Active addresses are a valuable indicator of the actual network usage. To illustrate, in the month of January 2025, Solana had 20.9 million active addresses, whereas, for Ethereum, the metric value was only 1.9 million. The number of active addresses in Solana reached an all-time high of 33.63 million from May 12 to May 18, 2025, which can be interpreted as periods of significant engagement. In January 2026, the total number of active addresses for Ethereum had surpassed 6.03 million, reflecting a steady growth trend, while Solana’s daily active addresses went through a sudden drastic drop. The significant decrease in Solana’s daily active addresses coincides with the drops in volume and transaction fees; thus, it can be determined that either a large number of users lessened their activities or simply left the network. On the other hand, Ethereum’s constant rise is the signal of a more trustworthy environment for the participation and the coming transactions of DeFi activities.
Analysis and Implications
The Ethereum network demonstrates ongoing stability while maintaining consistent growth and achieving widespread adoption throughout its ecosystem, especially in decentralized finance and stablecoin implementation. The Solana network shows high transaction capacity and low-cost transactions yet its operational metrics experience more fluctuations than its competing platforms do.
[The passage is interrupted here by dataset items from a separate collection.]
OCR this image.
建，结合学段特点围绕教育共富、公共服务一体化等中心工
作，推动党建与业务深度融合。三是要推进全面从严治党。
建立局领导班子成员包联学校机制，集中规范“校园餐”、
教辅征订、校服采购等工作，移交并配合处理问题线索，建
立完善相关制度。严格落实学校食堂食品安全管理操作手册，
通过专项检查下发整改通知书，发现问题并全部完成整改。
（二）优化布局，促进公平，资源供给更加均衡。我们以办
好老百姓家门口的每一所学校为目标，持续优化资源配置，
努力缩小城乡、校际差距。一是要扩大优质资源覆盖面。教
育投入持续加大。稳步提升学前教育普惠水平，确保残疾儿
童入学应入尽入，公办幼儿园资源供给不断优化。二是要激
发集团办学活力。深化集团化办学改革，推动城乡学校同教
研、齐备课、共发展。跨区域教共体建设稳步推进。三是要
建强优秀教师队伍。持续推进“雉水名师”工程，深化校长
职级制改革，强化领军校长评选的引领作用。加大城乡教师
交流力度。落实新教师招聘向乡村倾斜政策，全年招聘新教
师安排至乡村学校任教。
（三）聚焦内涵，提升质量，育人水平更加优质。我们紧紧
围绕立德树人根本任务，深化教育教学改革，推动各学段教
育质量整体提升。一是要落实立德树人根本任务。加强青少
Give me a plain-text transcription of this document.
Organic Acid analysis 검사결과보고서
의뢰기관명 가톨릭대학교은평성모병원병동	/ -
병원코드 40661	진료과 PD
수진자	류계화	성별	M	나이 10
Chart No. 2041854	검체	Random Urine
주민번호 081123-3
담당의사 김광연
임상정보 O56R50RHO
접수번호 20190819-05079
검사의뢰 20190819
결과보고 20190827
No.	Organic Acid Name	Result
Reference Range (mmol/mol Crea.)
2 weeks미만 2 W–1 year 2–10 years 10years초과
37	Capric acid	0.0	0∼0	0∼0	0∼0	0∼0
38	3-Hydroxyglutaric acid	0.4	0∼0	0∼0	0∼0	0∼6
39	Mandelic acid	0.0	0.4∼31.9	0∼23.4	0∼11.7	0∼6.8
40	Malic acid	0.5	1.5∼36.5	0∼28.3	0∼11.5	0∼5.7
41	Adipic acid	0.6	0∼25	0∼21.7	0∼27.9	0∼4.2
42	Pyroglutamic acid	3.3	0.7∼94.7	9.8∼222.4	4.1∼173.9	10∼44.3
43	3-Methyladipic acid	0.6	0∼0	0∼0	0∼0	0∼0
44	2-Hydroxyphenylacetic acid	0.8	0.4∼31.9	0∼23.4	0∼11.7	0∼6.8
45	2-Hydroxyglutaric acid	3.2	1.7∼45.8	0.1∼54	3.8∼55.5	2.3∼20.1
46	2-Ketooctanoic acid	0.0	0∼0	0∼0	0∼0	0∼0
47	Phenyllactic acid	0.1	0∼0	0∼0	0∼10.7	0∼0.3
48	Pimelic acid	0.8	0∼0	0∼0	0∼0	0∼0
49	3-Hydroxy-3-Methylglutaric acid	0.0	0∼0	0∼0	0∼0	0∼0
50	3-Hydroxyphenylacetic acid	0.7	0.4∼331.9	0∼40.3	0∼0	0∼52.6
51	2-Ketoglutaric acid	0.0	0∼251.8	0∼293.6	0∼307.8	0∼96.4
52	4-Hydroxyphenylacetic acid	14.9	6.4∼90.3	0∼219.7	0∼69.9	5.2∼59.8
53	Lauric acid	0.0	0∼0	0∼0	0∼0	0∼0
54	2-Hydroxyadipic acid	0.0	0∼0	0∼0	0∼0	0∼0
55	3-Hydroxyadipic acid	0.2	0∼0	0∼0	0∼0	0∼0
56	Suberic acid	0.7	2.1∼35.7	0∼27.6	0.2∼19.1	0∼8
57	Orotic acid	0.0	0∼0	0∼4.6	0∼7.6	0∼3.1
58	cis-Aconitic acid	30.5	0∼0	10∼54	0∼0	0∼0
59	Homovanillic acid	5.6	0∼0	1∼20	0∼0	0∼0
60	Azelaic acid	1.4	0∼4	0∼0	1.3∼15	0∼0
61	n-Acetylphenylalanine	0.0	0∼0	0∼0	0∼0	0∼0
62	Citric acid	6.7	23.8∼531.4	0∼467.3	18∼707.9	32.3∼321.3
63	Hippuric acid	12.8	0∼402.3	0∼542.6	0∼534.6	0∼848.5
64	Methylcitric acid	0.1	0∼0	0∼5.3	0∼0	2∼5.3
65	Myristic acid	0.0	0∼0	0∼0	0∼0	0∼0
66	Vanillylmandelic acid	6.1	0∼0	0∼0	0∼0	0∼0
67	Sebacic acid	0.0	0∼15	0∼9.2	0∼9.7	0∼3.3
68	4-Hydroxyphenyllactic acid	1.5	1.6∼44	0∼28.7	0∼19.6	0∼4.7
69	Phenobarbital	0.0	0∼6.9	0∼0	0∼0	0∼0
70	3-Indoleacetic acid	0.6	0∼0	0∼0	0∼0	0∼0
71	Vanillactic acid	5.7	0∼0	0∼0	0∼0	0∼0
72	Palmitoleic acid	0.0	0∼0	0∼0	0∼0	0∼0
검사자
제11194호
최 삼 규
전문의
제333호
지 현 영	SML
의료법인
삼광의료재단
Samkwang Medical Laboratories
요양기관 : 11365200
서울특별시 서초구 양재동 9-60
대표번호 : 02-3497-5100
The ecosystem of Solana demonstrates increased vulnerability to market fluctuations and changes in investor sentiment.
For developers, investors, and analysts, these trends indicate that Ethereum remains the core network for sustained on-chain activity and capital retention. Solana might need specific incentives, liquidity programs, and ways to engage users to get back to the transaction and participation levels seen in 2025.
Conclusion
The Ethereum network maintains its stable performance while developers work to improve its decentralized finance protocols and stablecoin operations, which users continue to utilize. The Solana network enables users to conduct fast transactions at low costs, yet its activity and market trends show greater volatility compared to other networks.
The current version of the smart contract platform requires ongoing analysis of on-chain metrics, which include total value locked, trading volume, network fees, active addresses, and stablecoin capitalization to track the development over time. The indicators provide information about three different aspects, which include capital movement between networks, user pattern changes between different protocols and the network performance impact on each ecosystem’s sustainability.